FAILED tests/pipelines/stable_diffusion/test_stable_diffusion_panorama.py::StableDiffusionPanoramaPipelineFastTests::test_float16_inference - AssertionError: 0.9291724 not less than 0.01 : The outputs of the fp16 and fp32 pipelines are too different.
FAILED tests/pipelines/deepfloyd_if/test_if_img2img_superresolution.py::IFImg2ImgSuperResolutionPipelineFastTests::test_float16_inference - AssertionError: 0.010922372 not less than 0.01 : The outputs of the fp16 and fp32 pipelines are too different.
FAILED tests/pipelines/kandinsky_v22/test_kandinsky.py::KandinskyV22PipelineFastTests::test_float16_inference - AssertionError: 0.05452037 not less than 0.01 : The outputs of the fp16 and fp32 pipelines are too different.
========================================================================== 30 failed, 63 warnings in 30.36s ==========================================================================

Rather than hardcoding these precision values into the individual tests, I am proposing that we use a measurement metric that is slightly more robust to the small numerical fluctuations caused by GPU Non-Determinism.
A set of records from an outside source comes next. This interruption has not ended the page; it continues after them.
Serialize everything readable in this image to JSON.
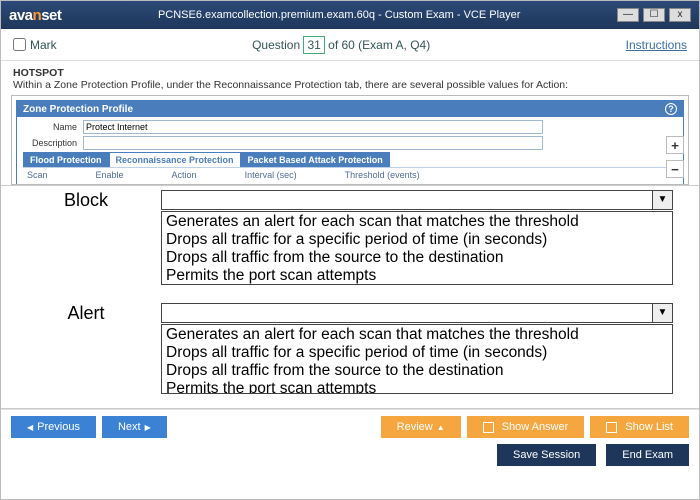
{
  "title": {
    "brand_prefix": "ava",
    "brand_mid": "n",
    "brand_suffix": "set",
    "text": "PCNSE6.examcollection.premium.exam.60q - Custom Exam - VCE Player"
  },
  "win_controls": {
    "min": "—",
    "max": "☐",
    "close": "x"
  },
  "qbar": {
    "mark": "Mark",
    "question_word": "Question",
    "q_num": "31",
    "of_text": " of 60 (Exam A, Q4)",
    "instructions": "Instructions"
  },
  "prompt": {
    "header": "HOTSPOT",
    "body": "Within a Zone Protection Profile, under the Reconnaissance Protection tab, there are several possible values for Action:"
  },
  "zpp": {
    "title": "Zone Protection Profile",
    "name_lbl": "Name",
    "name_val": "Protect Internet",
    "desc_lbl": "Description",
    "tabs": [
      "Flood Protection",
      "Reconnaissance Protection",
      "Packet Based Attack Protection"
    ],
    "cols": [
      "Scan",
      "Enable",
      "Action",
      "Interval (sec)",
      "Threshold (events)"
    ]
  },
  "zoom": {
    "in": "+",
    "out": "−"
  },
  "options": {
    "items": [
      "Generates an alert for each scan that matches the threshold",
      "Drops all traffic for a specific period of time (in seconds)",
      "Drops all traffic from the source to the destination",
      "Permits the port scan attempts"
    ],
    "labels": {
      "block": "Block",
      "alert": "Alert"
    }
  },
  "footer": {
    "previous": "Previous",
    "next": "Next",
    "review": "Review",
    "show_answer": "Show Answer",
    "show_list": "Show List",
    "save_session": "Save Session",
    "end_exam": "End Exam"
  }
}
Using cosine similarity distance between the generated outputs of the pipelines and our expected output to assess similarity.
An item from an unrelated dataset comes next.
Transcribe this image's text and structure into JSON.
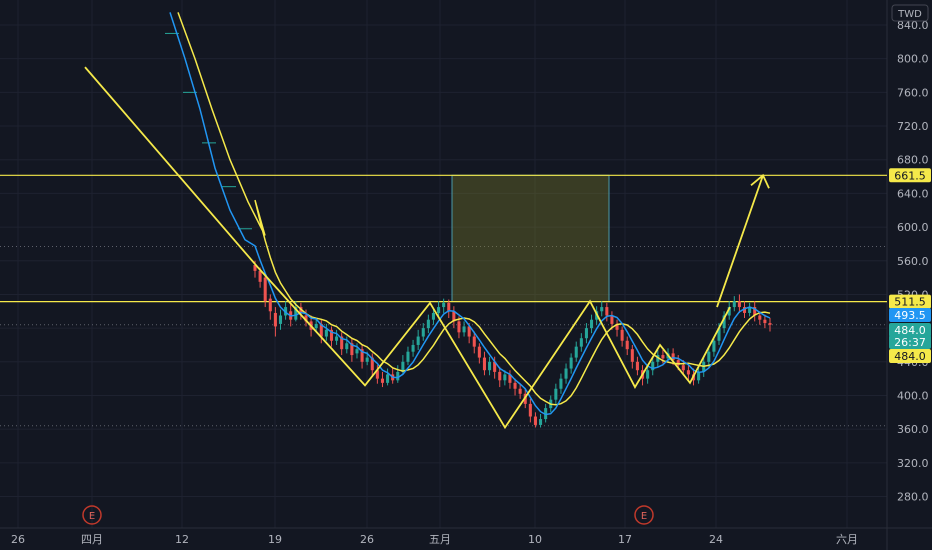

def numpy_cosine_similarity_distance(generated_output, expected_output):
    similarity = np.dot(generated_output, expected_output) / (norm(generated_output) * norm(expected_output))
    distance = 1.0 - similarity.mean()

    return distance

Results from running the same tests with Cosine Similarity Distance and the default precision tolerance

FAILED tests/pipelines/stable_diffusion/test_stable_diffusion_pix2pix_zero.py::StableDiffusionPix2PixZeroPipelineFastTests::test_float16_inference - AssertionError: 0.08929622173309326 not less than 0.01 : The outputs of the fp16 and fp32 pipelines are too different.
FAILED tests/pipelines/stable_diffusion/test_stable_diffusion_model_editing.py::StableDiffusionModelEditingPipelineFastTests::test_float16_inference - AssertionError: 0.08928412199020386 not less than 0.01 : The outputs of the fp16 and fp32 pipelines are too different.
FAILED tests/pipelines/shap_e/test_shap_e_img2img.py::ShapEImg2ImgPipelineFastTests::test_float16_inference - RuntimeError: cumsum_cuda_kernel does not have a deterministic implementation, but you set 'torch.use_deterministic_algorithms(True)'. You can turn off determinism just for this ...
FAILED tests/pipelines/stable_diffusion/test_stable_diffusion_panorama.py::StableDiffusionPanoramaPipelineFastTests::test_float16_inference - AssertionError: 0.09012287855148315 not less than 0.01 : The outputs of the fp16 and fp32 pipelines are too different.
===================================================================== 4 failed, 26 passed, 63 warnings in 29.90s =====================================================================

To test the sensitivity of Cosine Similarity I ran a quick test, by adding gradually increasing levels of noise to a flattened image numpy array and measured the Max Abs Distance (what we use now) and the Cosine Similarity

Notice that at low noise levels (caused by GPU non-determinism) Cosine Similarity is relatively flat.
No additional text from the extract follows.